La pista indicata da Nicola Barbato però non fu battuta e l’indagine fu archiviata. Fu solo nel 1926, a 12 anni di distanza dall’assassinio dei due attivisti socialisti, che le indagini poterono giungere ad una svolta. Accadde quando, forse tranquillizzato dall’arresto del capomafia di Piana Francesco Cuccia, il figlio di Giorgio Pecoraro, Nicolò, raccontò di uno scontro violento tra Antonino Cuccia e suo padre, per ragioni futili legate al fatto che Giorgio avrebbe calpestato il seminato di Cuccia per raccogliere della verdura. Una lite avvenuta un mese prima dell’agguato e finita con qualche schiaffo e qualche minaccia. Al racconto di Nicolò Pecoraro fece seguito quello di Giuseppe Barbato, figlio di Mariano, che riferì come, qualche giorno dopo le parole contro la mafia pronunciate da suo padre in un comizio, un altro Cuccia, Giorgio, fratello di Antonino, lo affrontò nella piazza di Piana dei Greci. Mariano però non si lasciò intimidire e, nel famoso comizio di San Giuseppe Jato, rilanciò le sue accuse con ancora più violenza. «Come già ha fatto il Pecoraro Nicolò nell’indicare ora il mandante del delitto - si legge nelle fonti - così il Barbato Giuseppe attribuisce l’omicidio del padre alla maffia capitanata dal Francesco Cuccia e Giorgio Cuccia, fratelli, alla cui prepotenza il Barbato non intendeva sottostare». Mafia e politica dunque davvero si sarebbero intrecciate nel determinare il destino di Mariano e Giorgio.

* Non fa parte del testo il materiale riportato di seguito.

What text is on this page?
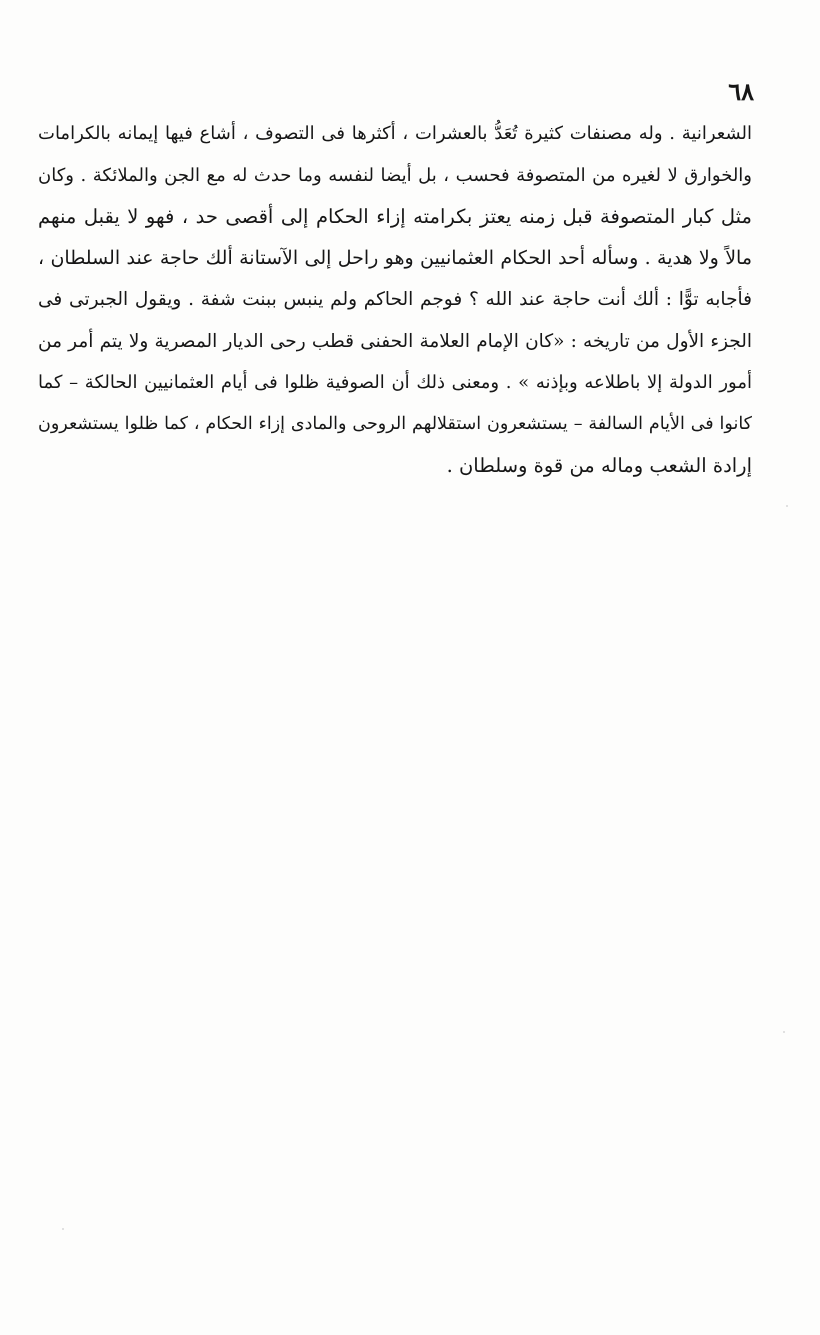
٦٨
الشعرانية . وله مصنفات كثيرة تُعَدُّ بالعشرات ، أكثرها فى التصوف ، أشاع فيها إيمانه بالكرامات
والخوارق لا لغيره من المتصوفة فحسب ، بل أيضا لنفسه وما حدث له مع الجن والملائكة . وكان
مثل كبار المتصوفة قبل زمنه يعتز بكرامته إزاء الحكام إلى أقصى حد ، فهو لا يقبل منهم
مالاً ولا هدية . وسأله أحد الحكام العثمانيين وهو راحل إلى الآستانة ألك حاجة عند السلطان ،
فأجابه توًّا : ألك أنت حاجة عند الله ؟ فوجم الحاكم ولم ينبس ببنت شفة . ويقول الجبرتى فى
الجزء الأول من تاريخه : «كان الإمام العلامة الحفنى قطب رحى الديار المصرية ولا يتم أمر من
أمور الدولة إلا باطلاعه وبإذنه » . ومعنى ذلك أن الصوفية ظلوا فى أيام العثمانيين الحالكة – كما
كانوا فى الأيام السالفة – يستشعرون استقلالهم الروحى والمادى إزاء الحكام ، كما ظلوا يستشعرون
إرادة الشعب وماله من قوة وسلطان .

Sulla base di queste nuove dichiarazioni, Francesco, Antonino e Giorgio Cuccia furono accusati di essere i mandanti del duplice omicidio. Un’accusa dalla quale, però, uscirono assolti per insufficienza di prove, con una sentenza della Sezione d’Accusa del Tribunale di Palermo pronunciata il 1° maggio del 1928. Nessuna possibilità di procedere neanche contro gli esecutori materiali del delitto, individuati da Giuseppe Barbato in Giorgio Cuccia e Giovan Battista Sammarco, entrambi intanto deceduti. I nomi dei killer erano stati confidati a Giuseppe da Vito Ciulla, l’operaio presente al momento dell’assassinio, in punto di morte. La morte violenta di Mariano Barbato e Giorgio Pecoraro è rimasta dunque impunita.
Memoria viva
La loro memoria, tuttavia, non è andata dispersa. La storia di questi due lavoratori, sindacalisti e attivisti politici, uccisi per il loro impegno e la loro determinazione, è stata raccontata nel libro di Francesco Petrotta “Indagine sull’assassinio di Mariano Barbato, socialista”, che ripercorre le tappe di questa drammatica vicenda ricostruendone i dettagli. È contenuta inoltre, insieme a quella di tanti altri sindacalisti uccisi dalla mafia, nel volume “Terre e libertà. Storie di sindacalisti uccisi dalle mafie” realizzato grazie all’impegno dello SPI CGIL.
Prima ancora dello Stato, a opporsi alla mafia e all’intreccio tra potere politico, potere imprenditoriale e criminalità organizzata sono stati tanti giovani sindacalisti, attivisti, braccianti e contadini. Una lotta lunga più di centocinquant’anni, cominciata nella prima metà dell’Ottocento.